Computing works to patch Heartbleed vulnerabilities
Though the Heartbleed bug, a vulnerability in a popular encryption software known as OpenSSL, has had little impact on the College, computing services has worked urgently to patch its servers since last week. The College will inform campus once computing staff secures its servers, and community members should not change their Dartmouth passwords until after the systems affected by Heartbleed have been fixed.
As of Monday morning, computing services had not seen any successful hacks of OpenSSL yielding the private encryption key for a server, chief information security officer Steve Nyman said in an email. While there have been reports that some usernames and passwords were successfully harvested, these were of systems in which the credentials were not encrypted, he said.
The Heartbleed bug was discovered earlier this month. When successfully exploited, the bug allows outside users to decipher encrypted data, enabling those with malicious intent to access private information, including passwords, emails, instant messages and other communications.
Given the difficulty of exploiting the coding flaw and various defenses that Dartmouth has in place, the College’s overall exposure to the bug is low, Nyman said in an email. Once the vulnerable servers at the College have been fixed, he said, community members will be encouraged to change passwords as a precaution.
Noting that many large companies are quickly working to resecure their websites, Nyman said that students should check to see which have fixed the leak and then change their passwords to protect personal and financial data.
Nyman compared the vulnerability to a situation in which students pass coded notes in class while an onlooker — the hacker — tries to decipher the code.
A hacker exploiting Heartbleed would only receive “random fragments” of information at any one time, Nyman said. If the hacker succeeded at reassembling the fragments, he or she could plausibly de-scramble the code, creating a key that could then be used to decipher the remainder of the communication. While it is technically possible to crack the code, he said, it is difficult and potentially time-consuming.

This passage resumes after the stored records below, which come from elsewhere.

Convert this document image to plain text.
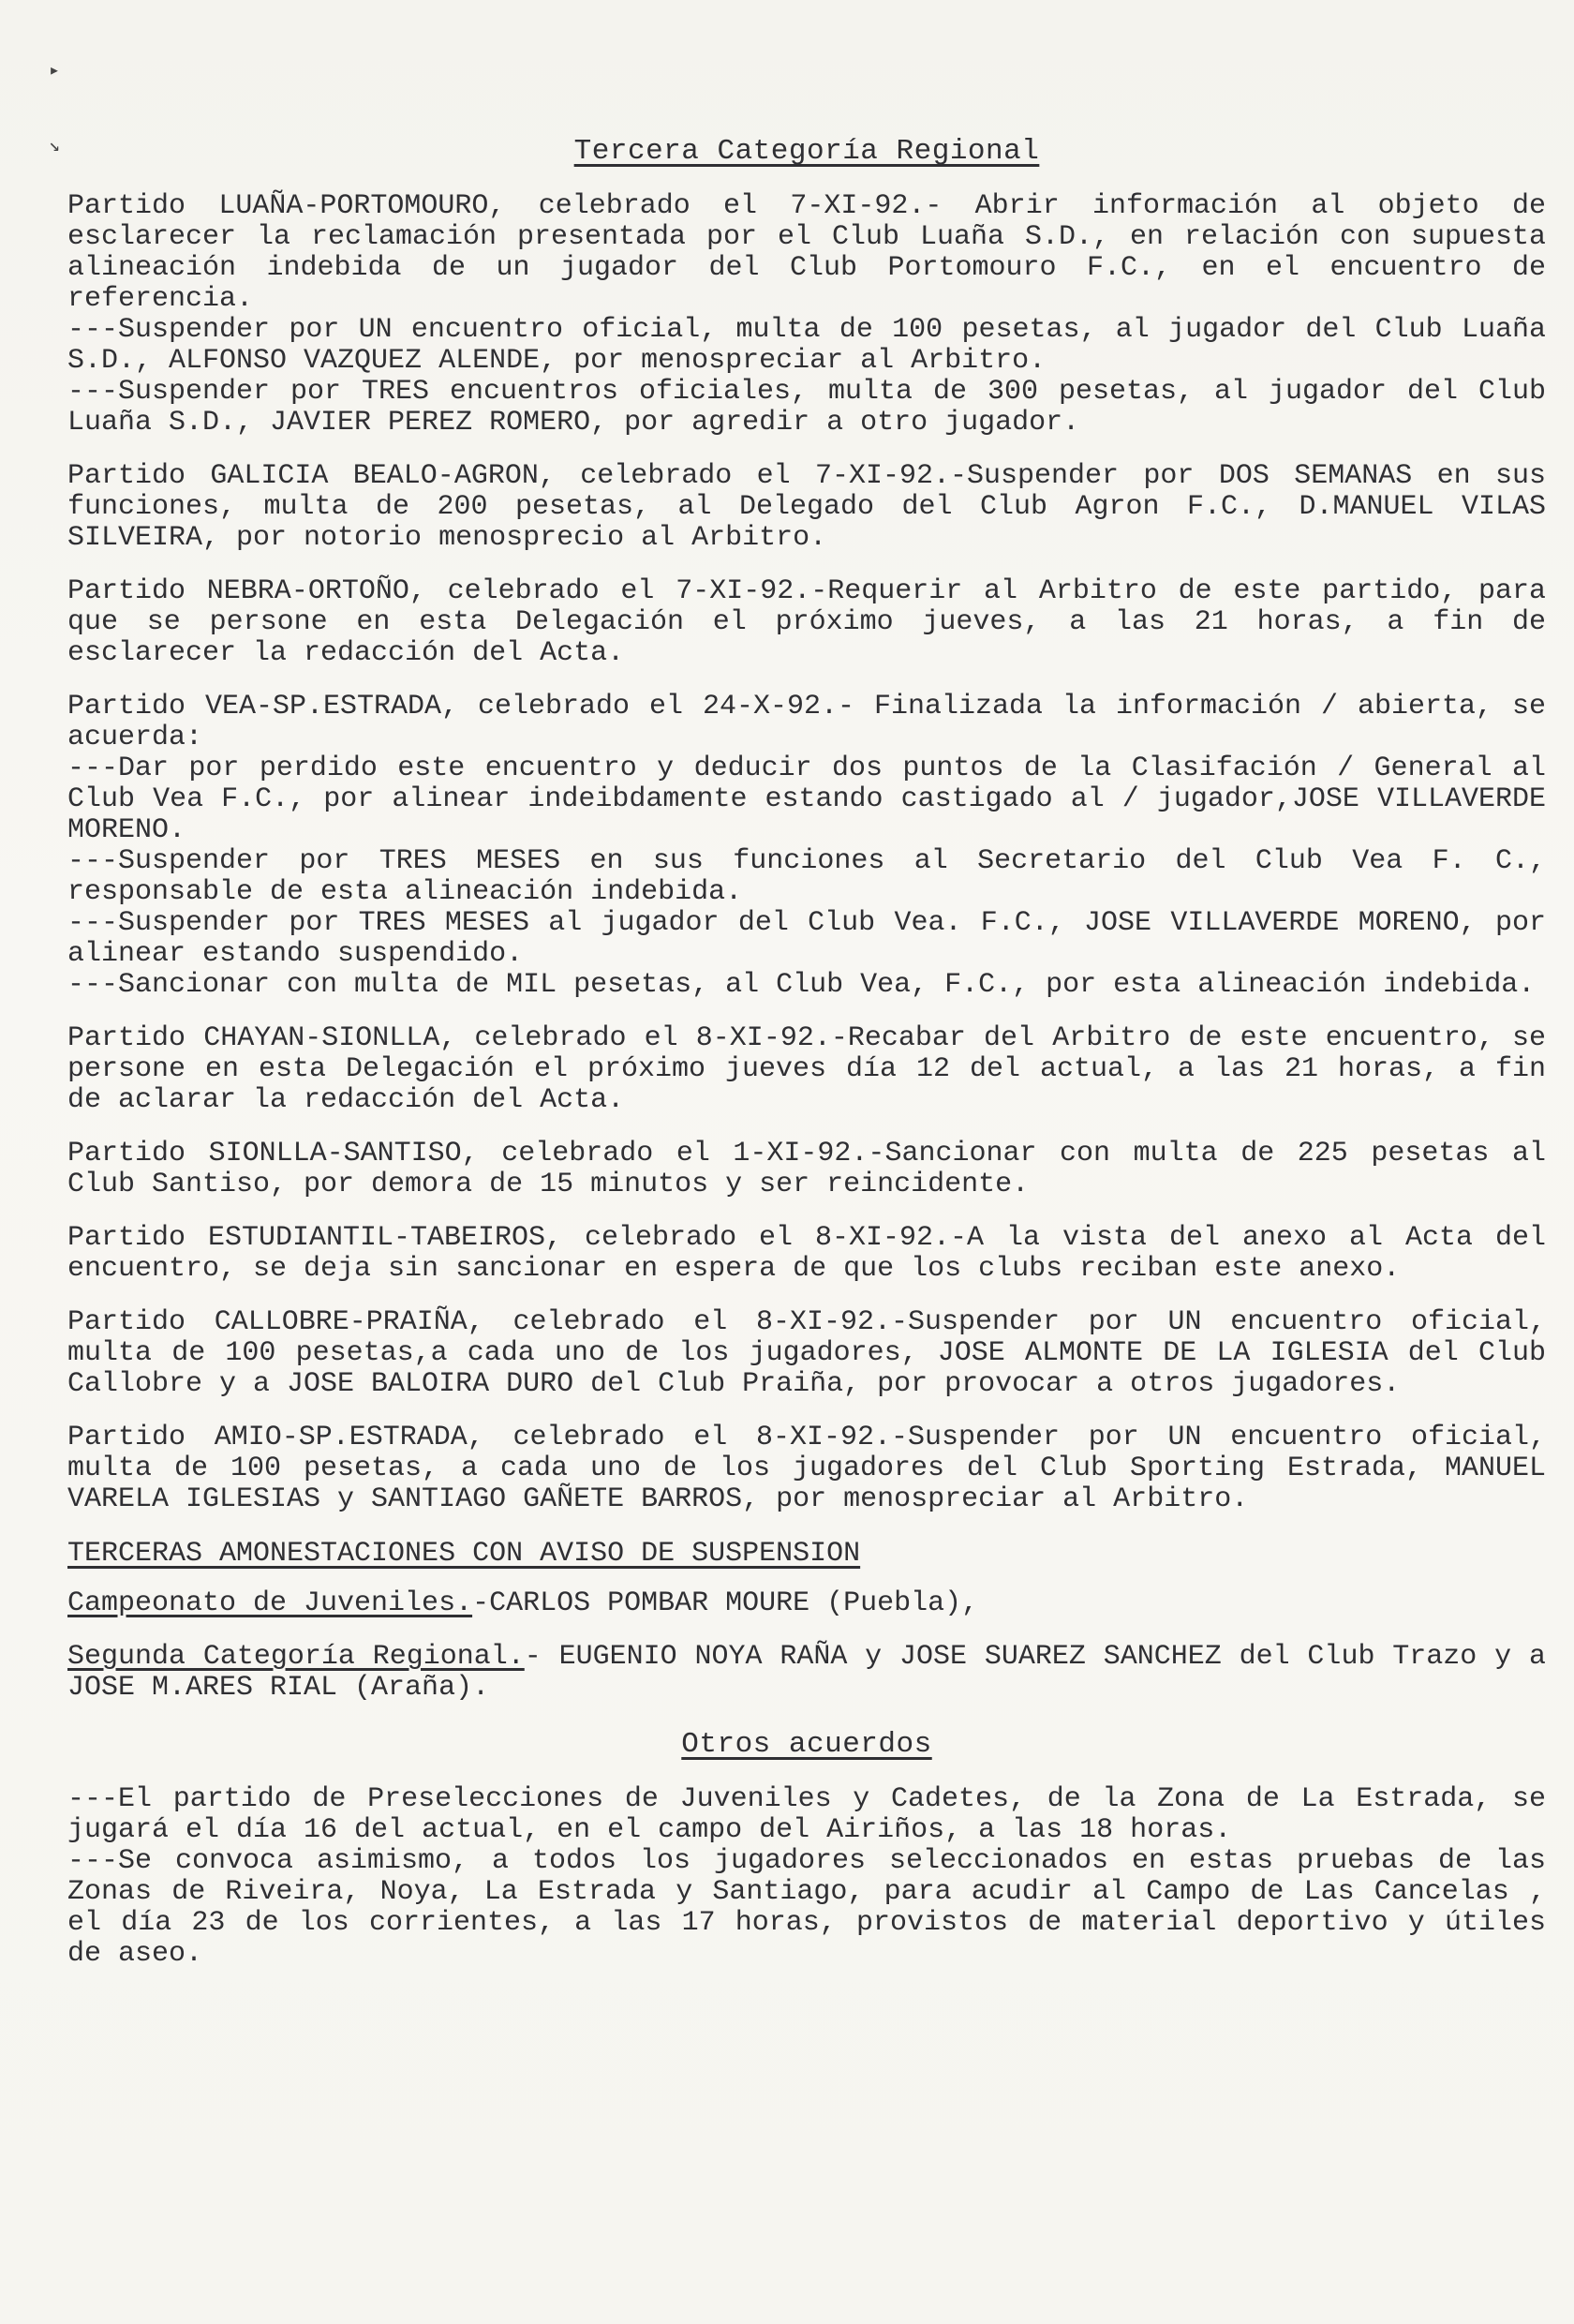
▸
↘	Tercera Categoría Regional
Partido LUAÑA-PORTOMOURO, celebrado el 7-XI-92.- Abrir información al objeto de esclarecer la reclamación presentada por el Club Luaña S.D., en relación con supuesta alineación indebida de un jugador del Club Portomouro F.C., en el encuentro de referencia.
---Suspender por UN encuentro oficial, multa de 100 pesetas, al jugador del Club Luaña S.D., ALFONSO VAZQUEZ ALENDE, por menospreciar al Arbitro.
---Suspender por TRES encuentros oficiales, multa de 300 pesetas, al jugador del Club Luaña S.D., JAVIER PEREZ ROMERO, por agredir a otro jugador.
Partido GALICIA BEALO-AGRON, celebrado el 7-XI-92.-Suspender por DOS SEMANAS en sus funciones, multa de 200 pesetas, al Delegado del Club Agron F.C., D.MANUEL VILAS SILVEIRA, por notorio menosprecio al Arbitro.
Partido NEBRA-ORTOÑO, celebrado el 7-XI-92.-Requerir al Arbitro de este partido, para que se persone en esta Delegación el próximo jueves, a las 21 horas, a fin de esclarecer la redacción del Acta.
Partido VEA-SP.ESTRADA, celebrado el 24-X-92.- Finalizada la información / abierta, se acuerda:
---Dar por perdido este encuentro y deducir dos puntos de la Clasifación / General al Club Vea F.C., por alinear indeibdamente estando castigado al / jugador,JOSE VILLAVERDE MORENO.
---Suspender por TRES MESES en sus funciones al Secretario del Club Vea F. C., responsable de esta alineación indebida.
---Suspender por TRES MESES al jugador del Club Vea. F.C., JOSE VILLAVERDE MORENO, por alinear estando suspendido.
---Sancionar con multa de MIL pesetas, al Club Vea, F.C., por esta alineación indebida.
Partido CHAYAN-SIONLLA, celebrado el 8-XI-92.-Recabar del Arbitro de este encuentro, se persone en esta Delegación el próximo jueves día 12 del actual, a las 21 horas, a fin de aclarar la redacción del Acta.
Partido SIONLLA-SANTISO, celebrado el 1-XI-92.-Sancionar con multa de 225 pesetas al Club Santiso, por demora de 15 minutos y ser reincidente.
Partido ESTUDIANTIL-TABEIROS, celebrado el 8-XI-92.-A la vista del anexo al Acta del encuentro, se deja sin sancionar en espera de que los clubs reciban este anexo.
Partido CALLOBRE-PRAIÑA, celebrado el 8-XI-92.-Suspender por UN encuentro oficial, multa de 100 pesetas,a cada uno de los jugadores, JOSE ALMONTE DE LA IGLESIA del Club Callobre y a JOSE BALOIRA DURO del Club Praiña, por provocar a otros jugadores.
Partido AMIO-SP.ESTRADA, celebrado el 8-XI-92.-Suspender por UN encuentro oficial, multa de 100 pesetas, a cada uno de los jugadores del Club Sporting Estrada, MANUEL VARELA IGLESIAS y SANTIAGO GAÑETE BARROS, por menospreciar al Arbitro.
TERCERAS AMONESTACIONES CON AVISO DE SUSPENSION
Campeonato de Juveniles.-CARLOS POMBAR MOURE (Puebla),
Segunda Categoría Regional.- EUGENIO NOYA RAÑA y JOSE SUAREZ SANCHEZ del Club Trazo y a JOSE M.ARES RIAL (Araña).
Otros acuerdos
---El partido de Preselecciones de Juveniles y Cadetes, de la Zona de La Estrada, se jugará el día 16 del actual, en el campo del Airiños, a las 18 horas.
---Se convoca asimismo, a todos los jugadores seleccionados en estas pruebas de las Zonas de Riveira, Noya, La Estrada y Santiago, para acudir al Campo de Las Cancelas , el día 23 de los corrientes, a las 17 horas, provistos de material deportivo y útiles de aseo.
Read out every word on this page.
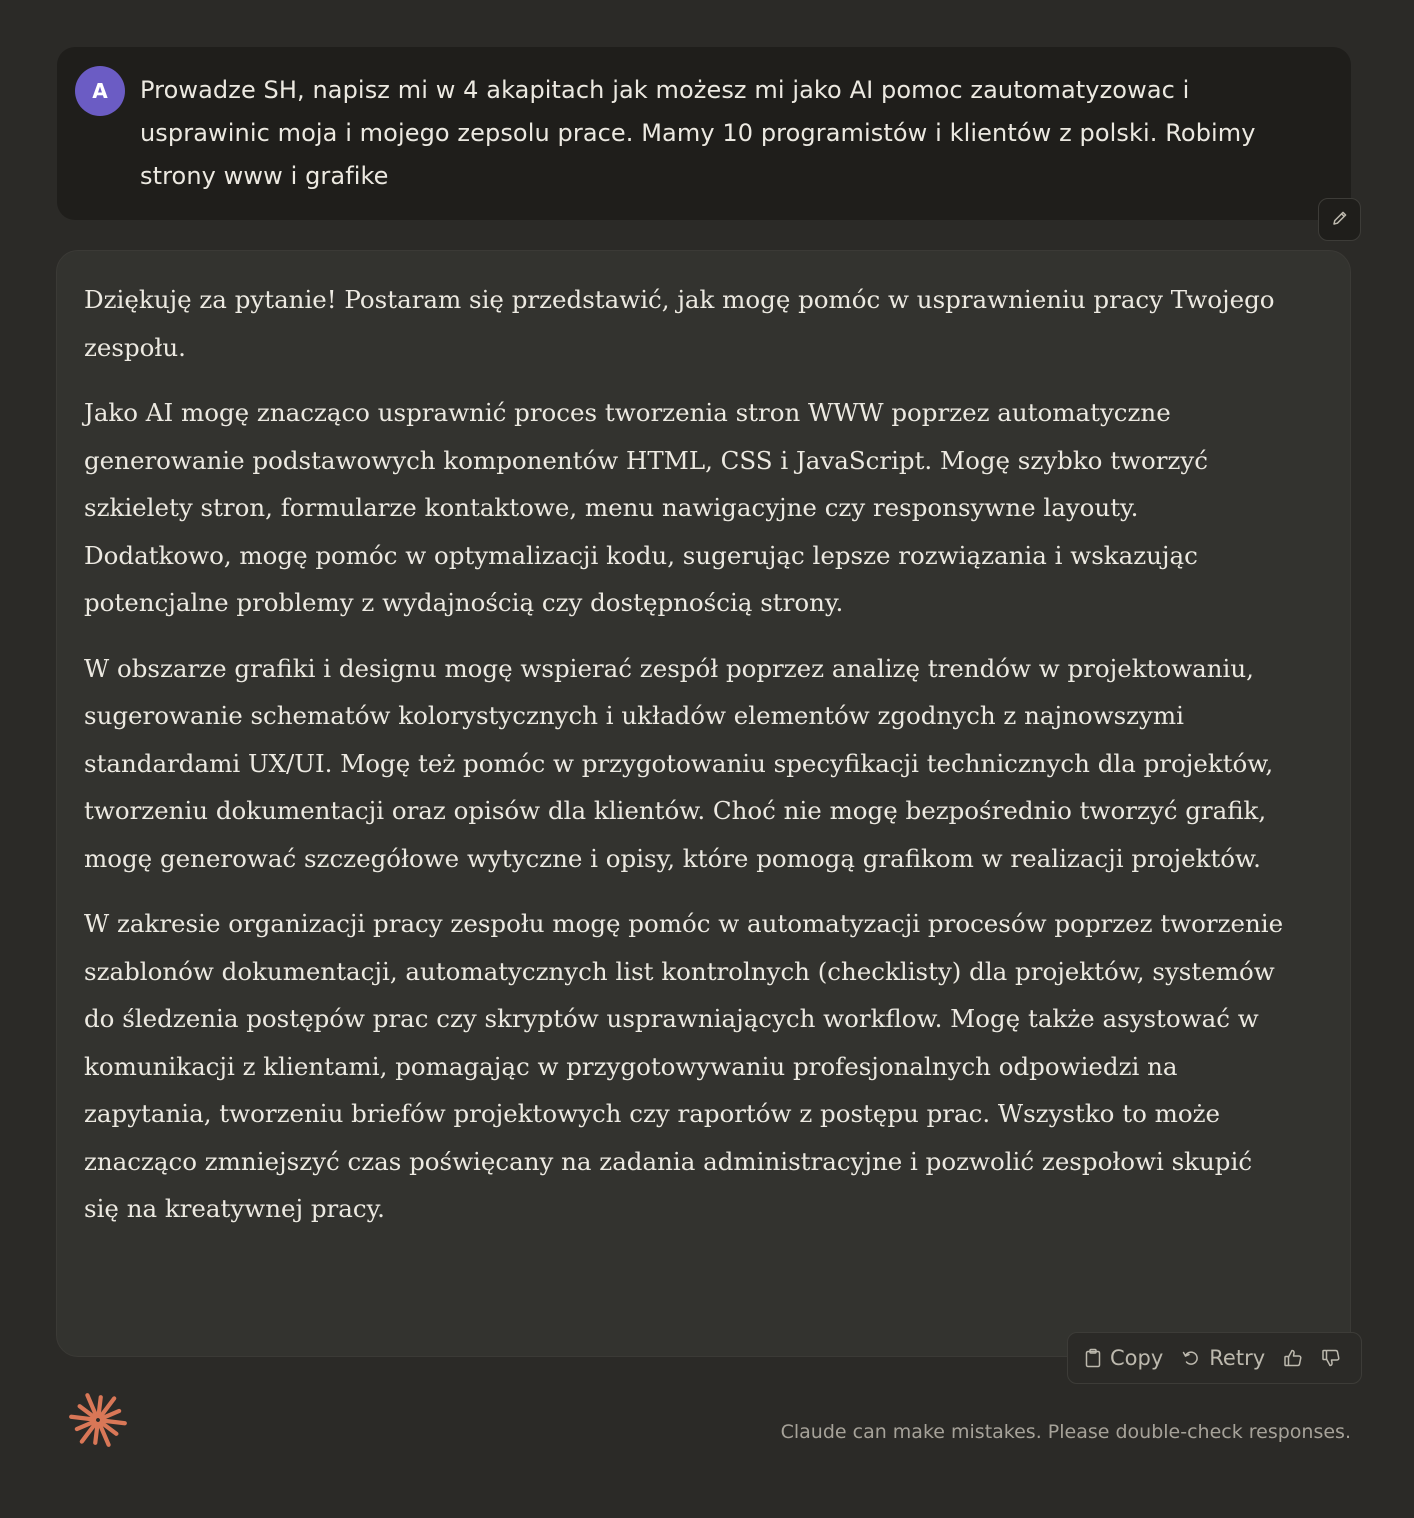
A	Prowadze SH, napisz mi w 4 akapitach jak możesz mi jako AI pomoc zautomatyzowac i usprawinic moja i mojego zepsolu prace. Mamy 10 programistów i klientów z polski. Robimy strony www i grafike

Dziękuję za pytanie! Postaram się przedstawić, jak mogę pomóc w usprawnieniu pracy Twojego zespołu.

Jako AI mogę znacząco usprawnić proces tworzenia stron WWW poprzez automatyczne generowanie podstawowych komponentów HTML, CSS i JavaScript. Mogę szybko tworzyć szkielety stron, formularze kontaktowe, menu nawigacyjne czy responsywne layouty. Dodatkowo, mogę pomóc w optymalizacji kodu, sugerując lepsze rozwiązania i wskazując potencjalne problemy z wydajnością czy dostępnością strony.

W obszarze grafiki i designu mogę wspierać zespół poprzez analizę trendów w projektowaniu, sugerowanie schematów kolorystycznych i układów elementów zgodnych z najnowszymi standardami UX/UI. Mogę też pomóc w przygotowaniu specyfikacji technicznych dla projektów, tworzeniu dokumentacji oraz opisów dla klientów. Choć nie mogę bezpośrednio tworzyć grafik, mogę generować szczegółowe wytyczne i opisy, które pomogą grafikom w realizacji projektów.

W zakresie organizacji pracy zespołu mogę pomóc w automatyzacji procesów poprzez tworzenie szablonów dokumentacji, automatycznych list kontrolnych (checklisty) dla projektów, systemów do śledzenia postępów prac czy skryptów usprawniających workflow. Mogę także asystować w komunikacji z klientami, pomagając w przygotowywaniu profesjonalnych odpowiedzi na zapytania, tworzeniu briefów projektowych czy raportów z postępu prac. Wszystko to może znacząco zmniejszyć czas poświęcany na zadania administracyjne i pozwolić zespołowi skupić się na kreatywnej pracy.

Copy Retry
Claude can make mistakes. Please double-check responses.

“This onlooker student could stumble on the correct info rapidly or could sit forever trying to capture and piece together the code needed to create the key to unlock the coded text,” Nyman said. “Similarly, whether within days or weeks, someone might develop a program to accomplish this efficiently. That’s why this is a serious vulnerability that must be fixed now.”
The Heartbleed bug, computer science professor Sean Smith said, is the most recent and most damaging of several vulnerabilities uncovered in SSL encryption software this year.
“Any data you might have at a vulnerable SSL server — anywhere, not just at Dartmouth — may potentially be compromised,” Smith said, adding that if a laptop has the security flaw and an individual clicks a supposedly secure link to a malicious website, an outside party may gain access to the computer’s contents.
Students can protect their information by ensuring their personal computers’ client software is up to date, Smith said.
Computing departments at peer institutions have also made announcements regarding the Heartbleed vulnerability. Cornell University’s IT department said that the impact on its systems has been small. Harvard University issued a similar statement, saying that while the bug did not significantly affect its systems, users should change their Harvard account passwords if they use the same one across multiple websites.
Computer science professor Sergey Bratus said that the potential fallout from the bug reflects the dangers of society’s dependence on software.
“Software for critical infrastructure must be as simple as possible,” Bratus said. “Instead, we depend on huge code bases that try to cater to all possible uses at once. This approach gives tremendous advantages to attackers.”